The generally gloomy outlook that voters have for the state, experts say, is more likely related to problems they blame on federal government mismanagement: the sub-prime loan crisis, stock market declines, a possible recession, the Iraq war.
But the governor's ability to maintain high marks from voters throughout a protracted fiscal crisis is far from certain. On Thursday, he unveiled his proposal for balancing the state's books. It includes releasing as many as 50,000 prisoners early, closing 48 state parks and cutting school spending by hundreds of dollars per child.
Schwarzenegger's vow to erase the deficit without new taxes may not sit well with voters, the poll suggests. Slightly more than half of registered voters would rather see the state collect new revenue than cut too deeply into government services.
"It surprises me it is that hard for a state this large to raise $14 billion," said respondent Bill Baker, an Irvine attorney and Democrat who recently moved to the state from Texas. "It is a rounding error on the Iraq war. . . . There are a lot of places the state could go to get that money. You could tax lottery sales. Tax liquor sales. Junk food. All the things people don't like."
"State services already seem to be pared down to the bare minimum," Baker said. "I get on the 5 Freeway and it looks like a Third World country. Signs are patched over. The landscaping is a wreck."
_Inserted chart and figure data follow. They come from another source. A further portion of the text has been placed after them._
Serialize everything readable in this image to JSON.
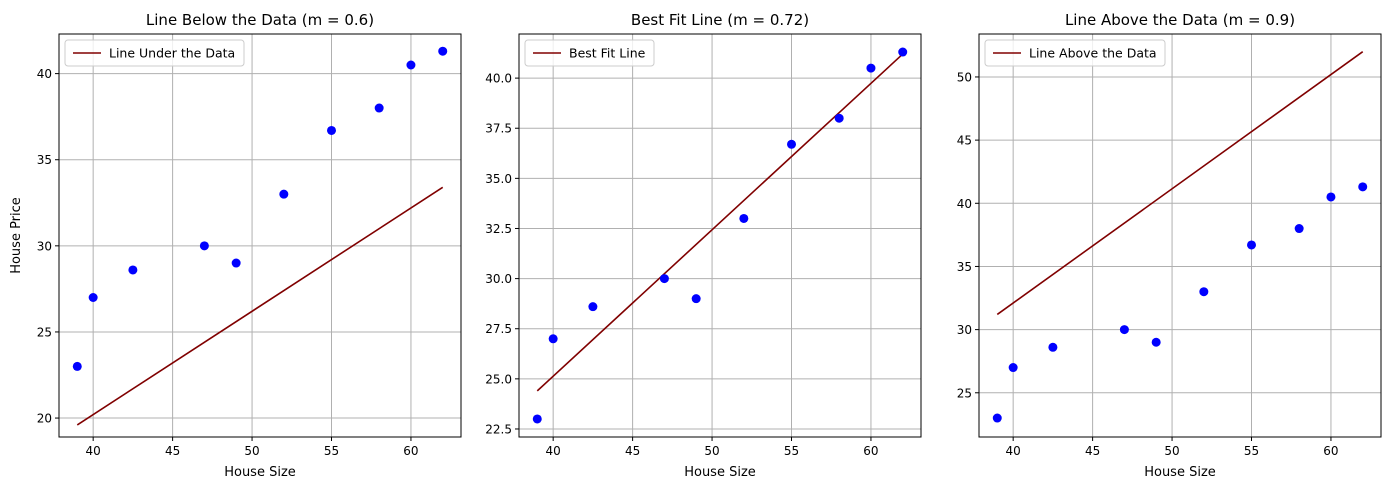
{
  "chart_data": [
    {
      "type": "scatter",
      "title": "Line Below the Data (m = 0.6)",
      "xlabel": "House Size",
      "ylabel": "House Price",
      "xlim": [
        37.85,
        63.15
      ],
      "ylim": [
        18.9,
        42.3
      ],
      "xticks": [
        40,
        45,
        50,
        55,
        60
      ],
      "yticks": [
        20,
        25,
        30,
        35,
        40
      ],
      "grid": true,
      "legend_position": "upper-left",
      "point_color": "#0000ff",
      "line_color": "#800000",
      "points": {
        "x": [
          39,
          40,
          42.5,
          47,
          49,
          52,
          55,
          58,
          60,
          62
        ],
        "y": [
          23,
          27,
          28.6,
          30,
          29,
          33,
          36.7,
          38,
          40.5,
          41.3
        ]
      },
      "line": {
        "name": "Line Under the Data",
        "x": [
          39,
          62
        ],
        "y": [
          19.6,
          33.4
        ]
      }
    },
    {
      "type": "scatter",
      "title": "Best Fit Line (m = 0.72)",
      "xlabel": "House Size",
      "ylabel": "",
      "xlim": [
        37.85,
        63.15
      ],
      "ylim": [
        22.1,
        42.2
      ],
      "xticks": [
        40,
        45,
        50,
        55,
        60
      ],
      "yticks": [
        22.5,
        25.0,
        27.5,
        30.0,
        32.5,
        35.0,
        37.5,
        40.0
      ],
      "ytick_labels": [
        "22.5",
        "25.0",
        "27.5",
        "30.0",
        "32.5",
        "35.0",
        "37.5",
        "40.0"
      ],
      "grid": true,
      "legend_position": "upper-left",
      "point_color": "#0000ff",
      "line_color": "#800000",
      "points": {
        "x": [
          39,
          40,
          42.5,
          47,
          49,
          52,
          55,
          58,
          60,
          62
        ],
        "y": [
          23,
          27,
          28.6,
          30,
          29,
          33,
          36.7,
          38,
          40.5,
          41.3
        ]
      },
      "line": {
        "name": "Best Fit Line",
        "x": [
          39,
          62
        ],
        "y": [
          24.4,
          41.2
        ]
      }
    },
    {
      "type": "scatter",
      "title": "Line Above the Data (m = 0.9)",
      "xlabel": "House Size",
      "ylabel": "",
      "xlim": [
        37.85,
        63.15
      ],
      "ylim": [
        21.5,
        53.4
      ],
      "xticks": [
        40,
        45,
        50,
        55,
        60
      ],
      "yticks": [
        25,
        30,
        35,
        40,
        45,
        50
      ],
      "grid": true,
      "legend_position": "upper-left",
      "point_color": "#0000ff",
      "line_color": "#800000",
      "points": {
        "x": [
          39,
          40,
          42.5,
          47,
          49,
          52,
          55,
          58,
          60,
          62
        ],
        "y": [
          23,
          27,
          28.6,
          30,
          29,
          33,
          36.7,
          38,
          40.5,
          41.3
        ]
      },
      "line": {
        "name": "Line Above the Data",
        "x": [
          39,
          62
        ],
        "y": [
          31.2,
          52
        ]
      }
    }
  ]
}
But the governor's anti-tax approach remains popular with Republican voters, 57% of whom want to see the budget balanced with cuts alone.
"The government spends way too much money," said Sue Miller, 81, of the Central Coast town of Nipomo. "I think teachers make too much money. I think the whole system is so overblown, and all they want is more."
The last time Schwarzenegger championed proposals that threatened permanent cuts in money for schools and other services, his approval rating took a beating. That was in 2005.
Mark Baldassare, president of the Public Policy Institute of California, notes that voters remained pleased with Schwarzenegger in the weeks after he unveiled those plans -- much as they do today, following the release of his tough budget blueprint. In 2005 it was months later, after the details sank in and opponents had organized their campaign against the governor, that Schwarzenegger's approval rating sank to 37%.
"We're following the same pattern that we did in January of 2005," Baldassare said. "When he rolled out his plans, they were surprising to a lot of people and not what they wanted, but they didn't initially take it out on him. As he started getting attacked by teachers and interest groups, his numbers fell."
Although the governor may face difficulty selling most voters on his budget cuts, his plan aimed at bringing health insurance to nearly all Californians is a hit, supported by 57% of registered voters.
"People without insurance are getting sick and showing up in the emergency rooms," said Tim Nicholson, a 43-year-old San Jose Republican who was laid off from his job at a semiconductor company Tuesday. "The cost winds up being much higher. Somebody is paying for it, whether it is the users of the medical system or taxpayers, through Medi-Cal and Medicare."
In the survey, 1,205 California adults were interviewed under the supervision of Times Poll Director Susan Pinkus; 1,054 of those were registered voters. The margin of sampling error for both groups is plus or minus 3 percentage points.